Je crois, moi aussi, qu'un événement intérieur, lourd de conséquences, a eu lieu chez l'enfant Arouet, l'adolescent Arouet. Il ne s'en ouvrira à personne et tous ses biographes ont noté à quel point il est silencieux sur ses années premières. Ce qui n'est pas une conjecture, mais un fait, c'est le renversement qui s'est produit en lui entre sa dix-neuvième et sa vingt-deuxième année. François Arouet a quitté le collège en août 1711 (dix-sept ans) ; il n'écrit plus sous la dictée ; ce qu'il compose en 1713, il l'écrit parce qu'il le veut bien ; il est libre. Or son Épître sur les Malheurs de ce Temps condamne le monde des mondains, dénonce les exactions et le vice. Admettons que le jeune Arouet vise à plaire au vieux roi et qu'il tienne en 1713 ce langage pour la même raison qu'il tiendra le langage inverse lorsque la cour ne sera plus celle de Mme de Maintenon mais du Régent. Reste son amour pour Olympe Dunoyer. 
Voltaire et Olympe Dunoyer

Là nous ne sommes plus dans la littérature, mais dans la vie. Et François Arouet se jette dans cet amour à cœur perdu. Lui qu'on verra, si vite, n'avoir plus qu'une pensée : se pousser, s'enrichir, lui qui veillera avec un tel soin aux intérêts de son avancement, il fait, alors, « cent folies », c'est-à-dire qu'il compte pour rien les chances qui sont les siennes dans la carrière diplomatique, qu'il néglige tout, qu'il ignore tout, pourvu que « Pimpette » soit sa femme. Il l'aime. Il est le contraire d'un libertin avec elle ; il ne songe pas à la prendre, jouir de son corps, et passer à une autre ; il l'aime ; il lui écrit : « Notre amour est fondé sur la vertu ; il durera autant que notre vie. » C'est un enfant ? Précisément, je ne dis pas autre chose. Je dis qu'il y a eu, à dix-neuf ans, un Voltaire qui ne s'appelait pas Voltaire, qui n'avait encore ni changé de nom ni perdu ses prénoms, un être en qui ne s'annonçait point celui qui le supplantera. Entre les deux, une béance. Un François Arouet au cœur pur, avant le Voltaire, bientôt, qui rira, cynique, de son « cœur très immonde ».

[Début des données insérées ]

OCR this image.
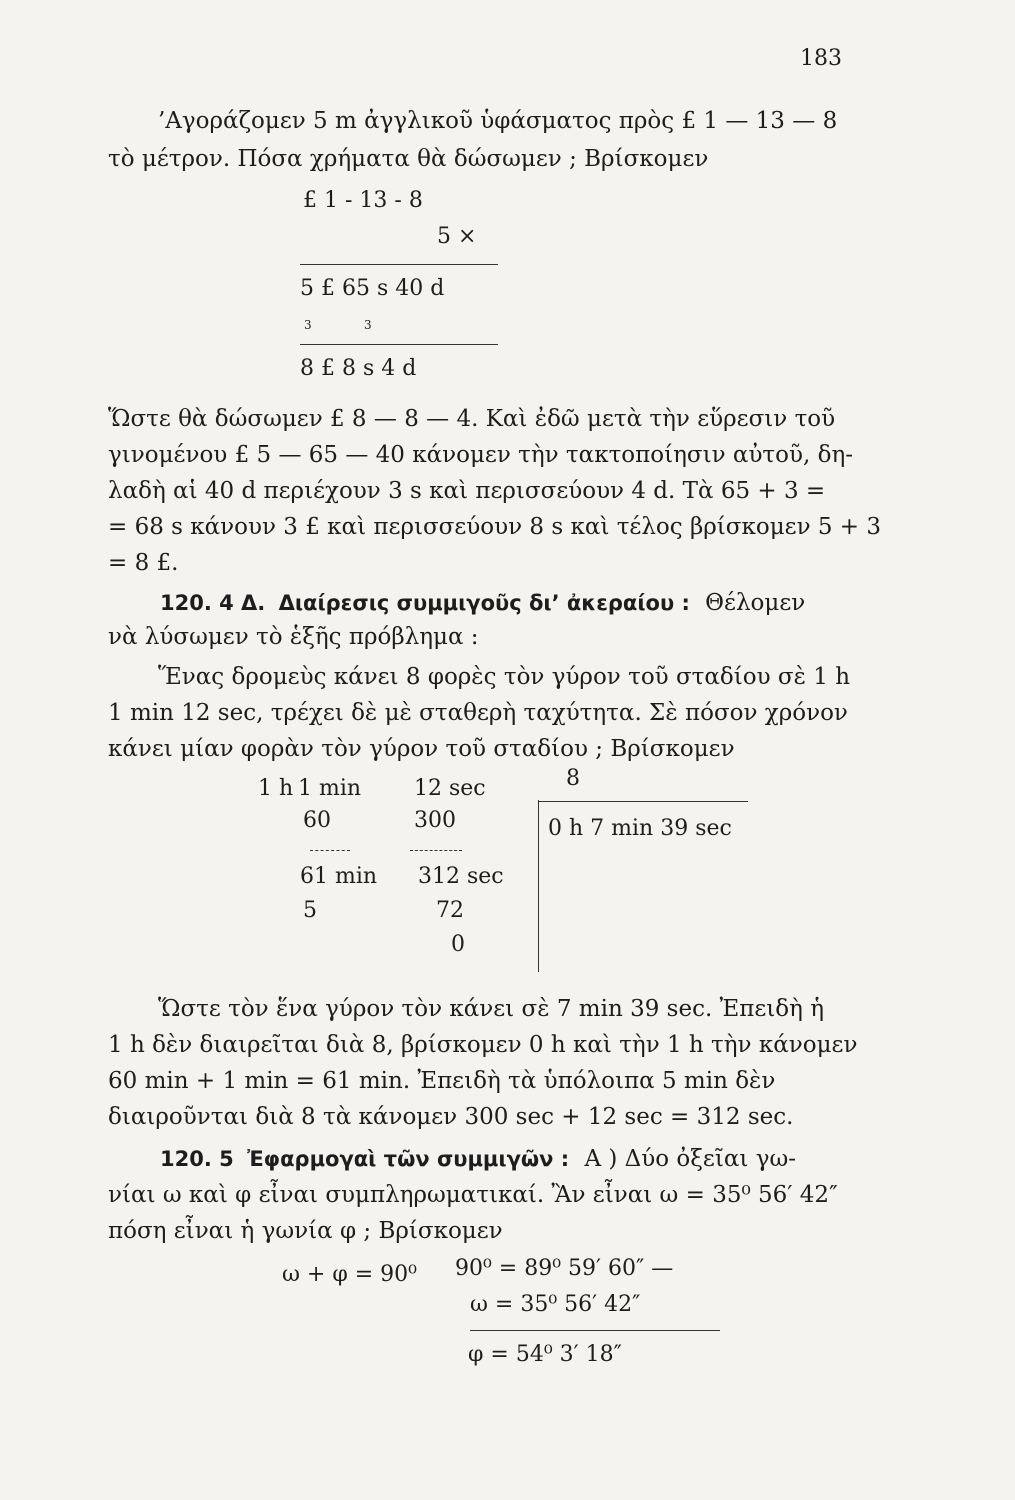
183
’Αγοράζομεν 5 m ἀγγλικοῦ ὑφάσματος πρὸς £ 1 — 13 — 8
τὸ μέτρον. Πόσα χρήματα θὰ δώσωμεν ; Βρίσκομεν
£ 1 - 13 - 8
5 ×
5 £ 65 s 40 d
3	3
8 £ 8 s 4 d
Ὥστε θὰ δώσωμεν £ 8 — 8 — 4. Καὶ ἐδῶ μετὰ τὴν εὕρεσιν τοῦ
γινομένου £ 5 — 65 — 40 κάνομεν τὴν τακτοποίησιν αὐτοῦ, δη-
λαδὴ αἱ 40 d περιέχουν 3 s καὶ περισσεύουν 4 d. Τὰ 65 + 3 =
= 68 s κάνουν 3 £ καὶ περισσεύουν 8 s καὶ τέλος βρίσκομεν 5 + 3
= 8 £.
120. 4 Δ. Διαίρεσις συμμιγοῦς δι’ ἀκεραίου : Θέλομεν
νὰ λύσωμεν τὸ ἑξῆς πρόβλημα :
Ἕνας δρομεὺς κάνει 8 φορὲς τὸν γύρον τοῦ σταδίου σὲ 1 h
1 min 12 sec, τρέχει δὲ μὲ σταθερὴ ταχύτητα. Σὲ πόσον χρόνον
κάνει μίαν φορὰν τὸν γύρον τοῦ σταδίου ; Βρίσκομεν
1 h 1 min 12 sec	8
60	300	0 h 7 min 39 sec
61 min 312 sec
5	72
0
Ὥστε τὸν ἕνα γύρον τὸν κάνει σὲ 7 min 39 sec. Ἐπειδὴ ἡ
1 h δὲν διαιρεῖται διὰ 8, βρίσκομεν 0 h καὶ τὴν 1 h τὴν κάνομεν
60 min + 1 min = 61 min. Ἐπειδὴ τὰ ὑπόλοιπα 5 min δὲν
διαιροῦνται διὰ 8 τὰ κάνομεν 300 sec + 12 sec = 312 sec.
120. 5 Ἐφαρμογαὶ τῶν συμμιγῶν : Α ) Δύο ὀξεῖαι γω-
νίαι ω καὶ φ εἶναι συμπληρωματικαί. Ἂν εἶναι ω = 35⁰ 56′ 42″
πόση εἶναι ἡ γωνία φ ; Βρίσκομεν
ω + φ = 90⁰ 90⁰ = 89⁰ 59′ 60″ —
ω = 35⁰ 56′ 42″
φ = 54⁰ 3′ 18″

La métamorphose, d'où vient-elle ? D'une mue toute simple ? Quelqu'un qui a fait ses classes, qui a ouvert les yeux sur la réalité, les réalités, et qui a mesuré sa méprise ? Cette fureur qui va l'emplir, est-ce d'avoir été une dupe, d'avoir cru à la pureté, à la droiture, à des puérilités absurdes, et à la sincérité de ces prêtres dont il découvre de toutes parts, dans cette terrible levée des masques dont s'accompagna la mort du « grand roi », l'incroyance et l'infamie ? L'explication est encore trop courte. Ceux qui parlent, chez Arouet, d'un « complexe » au creux duquel serait sa mère — cette femme dont nous savons si peu de chose, cette mère qui est morte quand il avait sept ans, cette maman qui appelait « Zozo » son petit François (François-Marie ; elle l'avait mis, à sa naissance, sous la double protection de saint François d'Assise et de la sainte Vierge) — j'ai bien l'impression qu'ils brûlent, qu'ils sont sur une piste. Mais ils ne prennent pas garde assez au contenu précis des deux seules allusions que je connaisse — en ai-je laissé échapper d'autres ? — de Voltaire à celle qui l'avait porté dans son ventre, puis dans ses bras, et qu'il avait chérie. Deux allusions publiques et horribles. Car c'est par lui, son fils, que cette mémoire d'une inconnue est une mémoire souillée. C'est lui, Voltaire, qui fait entendre que le chansonnier Rochebrune est son père autrement que dans l'art des vers ; c'est lui qui, s'esclaffant parce que Duché, plaisantin, l'a comparé au Messie, répondra tout haut :

Je n'ai de lui que sa misère
Et suis bien éloigné, ma foi,
D'avoir une vierge pour mère.

Est-ce que ce serait là son secret ? Est-ce qu'il y aurait eu « traumatisme », en effet, blessure énorme ? Mais pas dans le sens où on l'imagine. Une révélation qu'on lui a faite (Chateauneuf ?) engendrant une commotion ? François Arouet n'en laisse rien voir. Ce qui se passe au tréfonds de lui ne regarde personne. Mais de là naîtrait le ricanement...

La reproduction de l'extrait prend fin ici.